Подобный же набросок он сделал вечером из окон в Салерно, тем самым избавив меня от необходимости описывать эту чарующую и плодородную местность. Кто отказался бы здесь учиться в прекрасные времена расцвета Салернской высшей школы? Ранним утром мы поехали по луговым, частенько топким дорогам туда, где виднелись две горы необычно красивой формы. Путь наш лежал через ручьи и реки, нам удавалось заглянуть в кроваво-красные дикие глаза буйволов, похожих на гиппопотамов.
Пейзаж становился все более пустынным и плоским, редкие строения свидетельствовали о скудости сельского хозяйства. Не понимая толком, проезжаем мы мимо отдельных скал или развалин, мы наконец уразумели, что замеченные нами еще издалека продолговатые четырехугольные массивы — руины храмов и памятников некогда пышного города. Книп, еще в дороге сделавший наброски двух известковых кряжей, живо отыскал точку, с которой можно было окинуть взглядом и зарисовать наиболее своеобразное этой отнюдь не живописной местности.
Между тем один из местных жителей, которого я об этом попросил, водил меня по различным зданиям, на первый взгляд вызывавшим только удивление.

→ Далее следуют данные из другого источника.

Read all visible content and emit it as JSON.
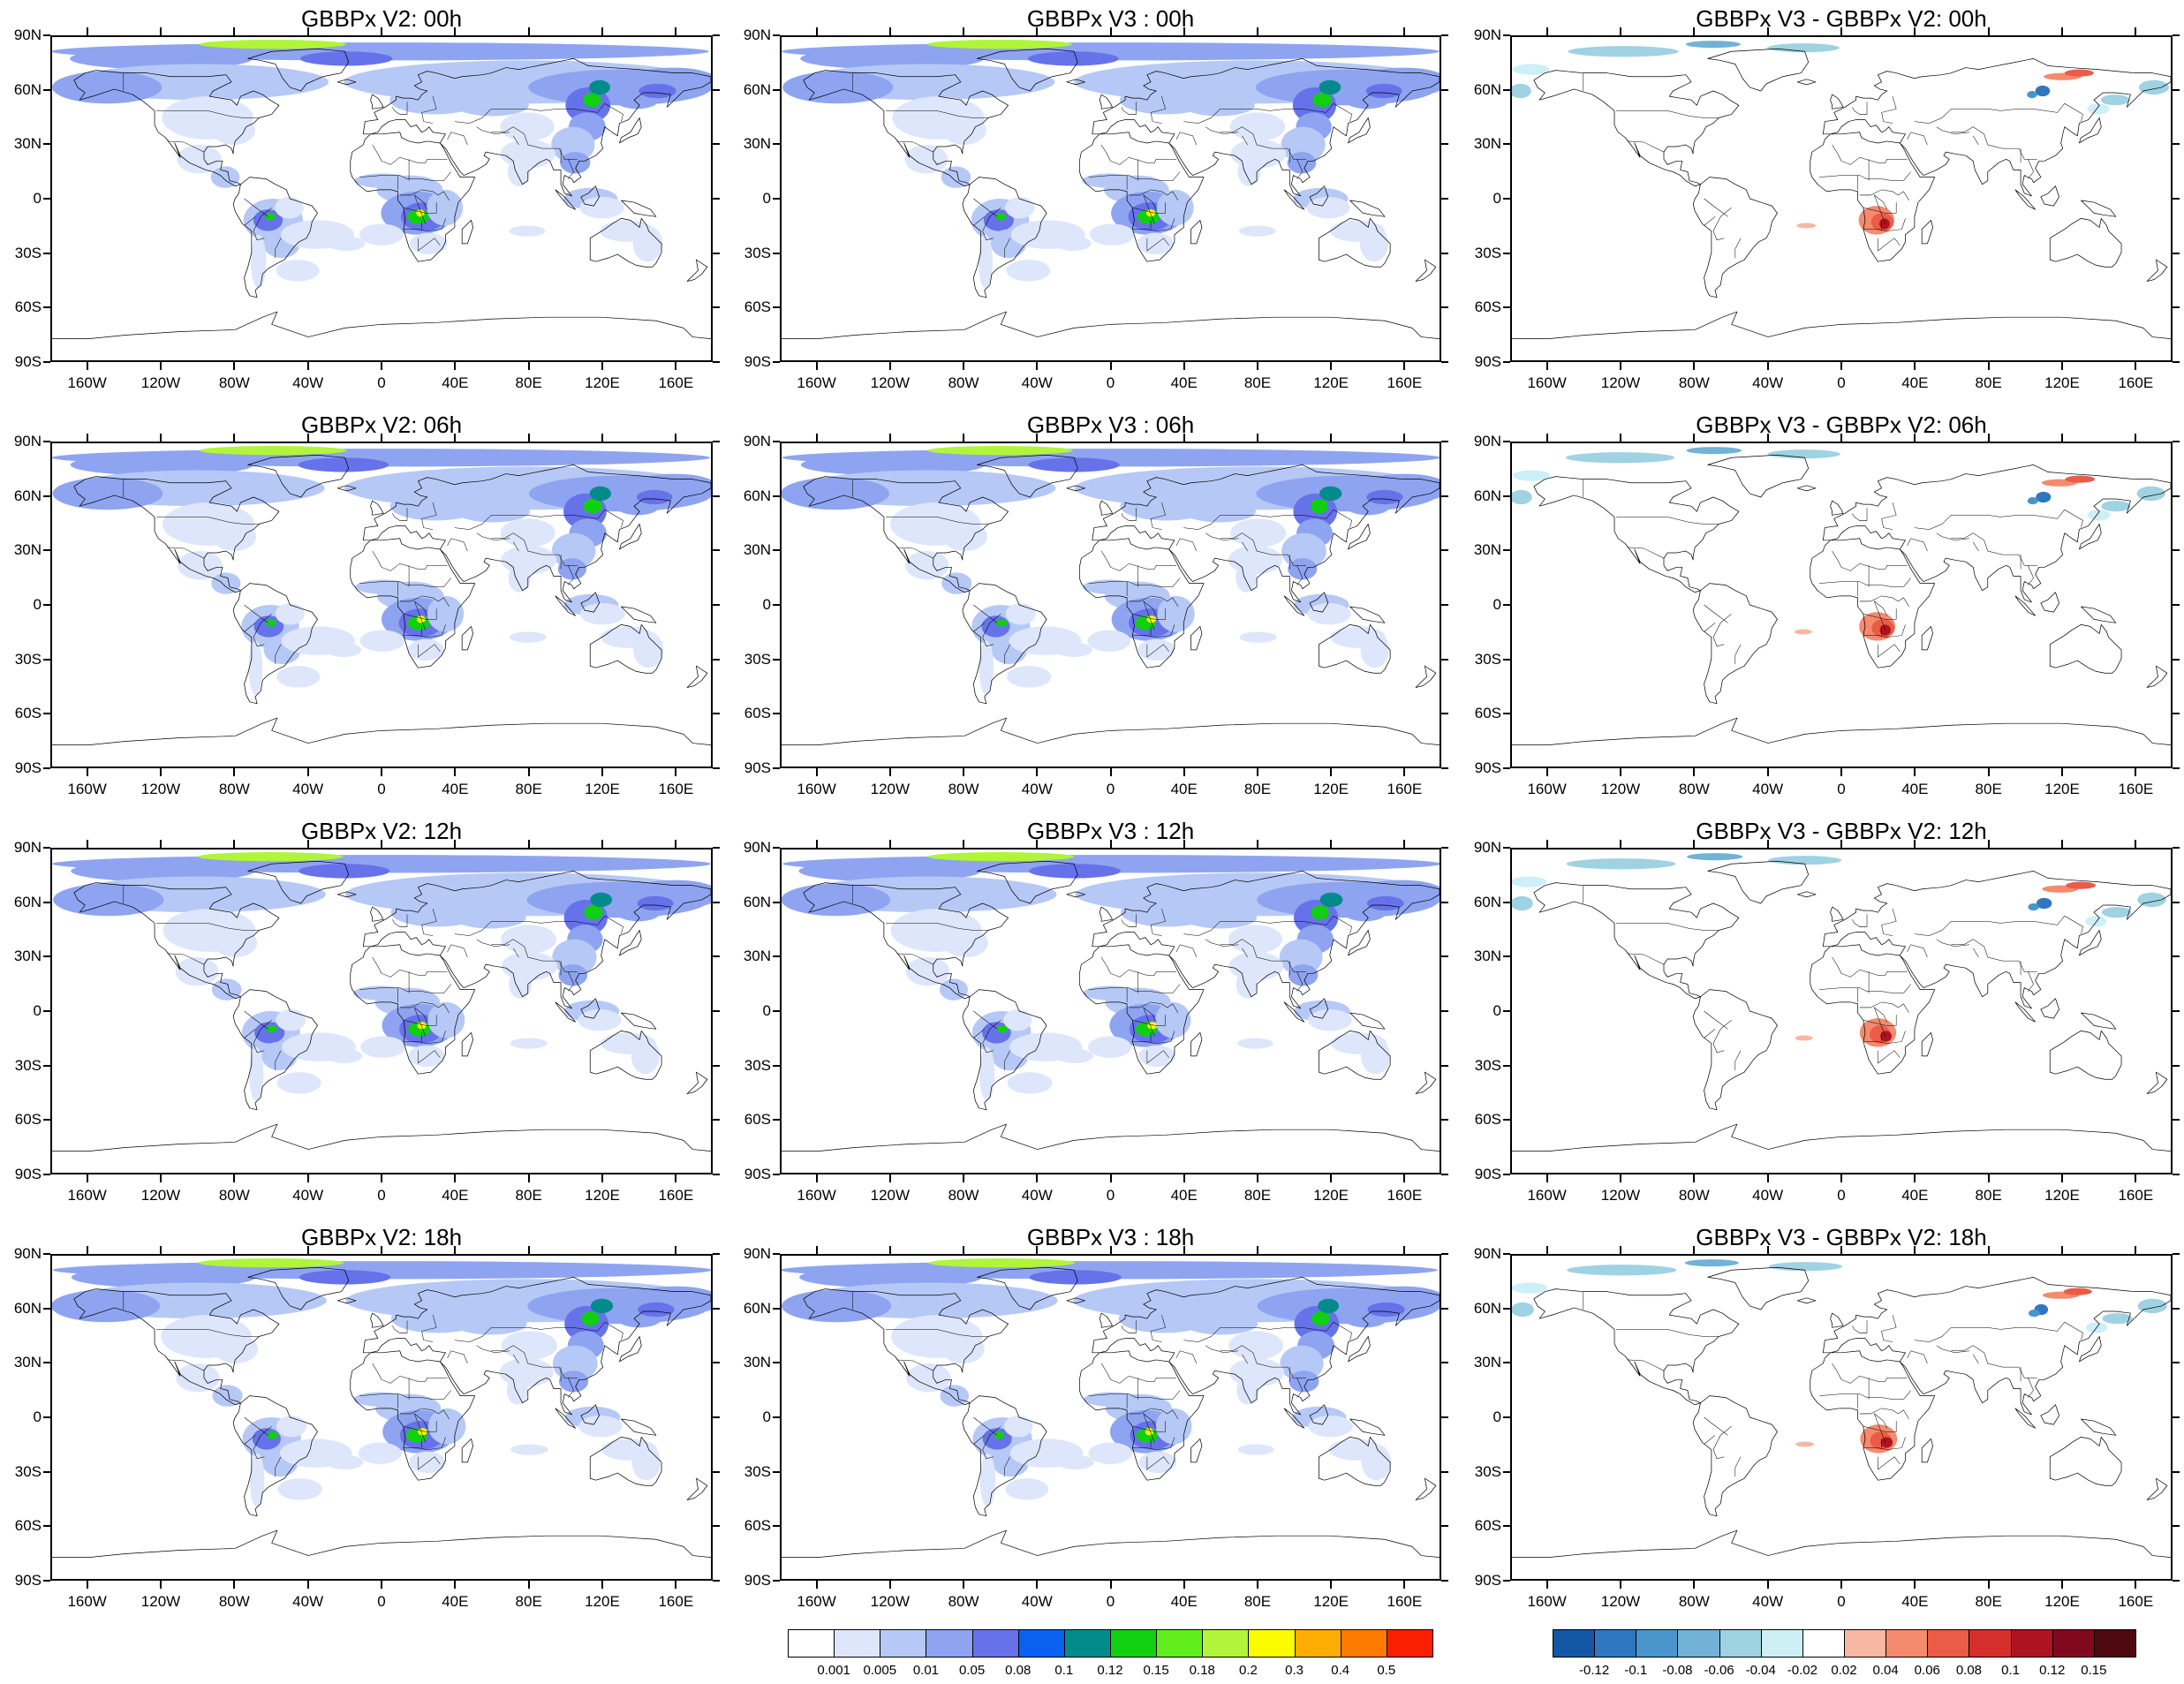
{
  "panels": [
    {
      "title": "GBBPx V2: 00h",
      "kind": "abs",
      "row": 0,
      "col": 0
    },
    {
      "title": "GBBPx V3 : 00h",
      "kind": "abs",
      "row": 0,
      "col": 1
    },
    {
      "title": "GBBPx V3 - GBBPx V2: 00h",
      "kind": "diff",
      "row": 0,
      "col": 2
    },
    {
      "title": "GBBPx V2: 06h",
      "kind": "abs",
      "row": 1,
      "col": 0
    },
    {
      "title": "GBBPx V3 : 06h",
      "kind": "abs",
      "row": 1,
      "col": 1
    },
    {
      "title": "GBBPx V3 - GBBPx V2: 06h",
      "kind": "diff",
      "row": 1,
      "col": 2
    },
    {
      "title": "GBBPx V2: 12h",
      "kind": "abs",
      "row": 2,
      "col": 0
    },
    {
      "title": "GBBPx V3 : 12h",
      "kind": "abs",
      "row": 2,
      "col": 1
    },
    {
      "title": "GBBPx V3 - GBBPx V2: 12h",
      "kind": "diff",
      "row": 2,
      "col": 2
    },
    {
      "title": "GBBPx V2: 18h",
      "kind": "abs",
      "row": 3,
      "col": 0
    },
    {
      "title": "GBBPx V3 : 18h",
      "kind": "abs",
      "row": 3,
      "col": 1
    },
    {
      "title": "GBBPx V3 - GBBPx V2: 18h",
      "kind": "diff",
      "row": 3,
      "col": 2
    }
  ],
  "lat_labels": [
    "90N",
    "60N",
    "30N",
    "0",
    "30S",
    "60S",
    "90S"
  ],
  "lon_labels": [
    "160W",
    "120W",
    "80W",
    "40W",
    "0",
    "40E",
    "80E",
    "120E",
    "160E"
  ],
  "abs_legend": {
    "labels": [
      "0.001",
      "0.005",
      "0.01",
      "0.05",
      "0.08",
      "0.1",
      "0.12",
      "0.15",
      "0.18",
      "0.2",
      "0.3",
      "0.4",
      "0.5"
    ],
    "colors": [
      "#ffffff",
      "#dde6fb",
      "#b6c8f6",
      "#8ea4f1",
      "#6672ea",
      "#0a62f2",
      "#038b8b",
      "#11cf11",
      "#62ee1c",
      "#b0f53a",
      "#fcfc00",
      "#fcad00",
      "#fc7b00",
      "#fb1e00"
    ]
  },
  "diff_legend": {
    "labels": [
      "-0.12",
      "-0.1",
      "-0.08",
      "-0.06",
      "-0.04",
      "-0.02",
      "0.02",
      "0.04",
      "0.06",
      "0.08",
      "0.1",
      "0.12",
      "0.15"
    ],
    "colors": [
      "#1356a5",
      "#2f78c0",
      "#4a95cb",
      "#71b2d6",
      "#9fd2e2",
      "#cdeff6",
      "#ffffff",
      "#f8b7a2",
      "#f48a6e",
      "#eb5b46",
      "#d52f2b",
      "#ad1420",
      "#80091d",
      "#4e0a0e"
    ]
  }
}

Я находился в совершенно чуждом мне мире. Ибо столетия, из суровых преобразуясь в изящные, также преобразуют и человека, более того — создают его по своему образу и подобию. В нынешнее время наше зрение, а следовательно, и наша внутренняя сущность привыкли и приспособились к гармонической и стройной архитектуре, так что эти обрубленные конусы тесно сдавленных колонн нам представляются докучными, даже устрашающими. Но я быстро взял себя в руки, вспомнил историю искусства, подумал о духе времени, коему соответствовало такое зодчество, представил себе строгий стиль тогдашнего ваяния и меньше чем через час со всем этим освоился, и даже воздал хвалу гению, позволившему мне воочию увидеть эти так хорошо сохранившиеся останки, о которых по изображениям никакого понятия себе составить нельзя, ибо в архитектоническом разрезе они выглядят более элегантными, в перспективном отдалении более неуклюжими, чем на самом деле. Только бродя вокруг них и среди них, ты сообщаешь им подлинную жизнь; а потом уже чувствуешь ее такой, какую задумал и вложил в них зодчий. В этом созерцании я провел весь день, покуда Книп, не теряя времени, делал точнейшие зарисовки. Как я радовался, что в этом отношении у меня больше не оставалось забот и что у меня будет что вспомнить при наличии стольких зарисовок. К сожалению, нам не представилось возможности здесь переночевать. Мы вернулись в Салерно и на следующее утро своевременно отбыли в Неаполь. Везувий мы увидели с тыльной стороны, высящимся среди плодороднейшей местности; на переднем плане вдоль дороги — гигантские пирамидальные тополя, — ласкающая взгляд картина, которую мы запечатлели, сделав недолгую остановку.
Но вот мы поднялись на небольшую высоту, и величественный вид открылся нам. Неаполь во всей своей красе, ряд домов, на мили растянувшийся по плоскому берегу залива, предгорья, перешейки, скалы, далее острова, за ними море, — прекраснейшее зрелище.
Омерзительное пение, — скорее крик восторга или радостный вой, — стоявшего на запятках паренька меня испугало, прервав течение моих мыслей. Я на него напустился; до сих пор этот добродушнейший малец не слышал от нас ни единого грубого слова.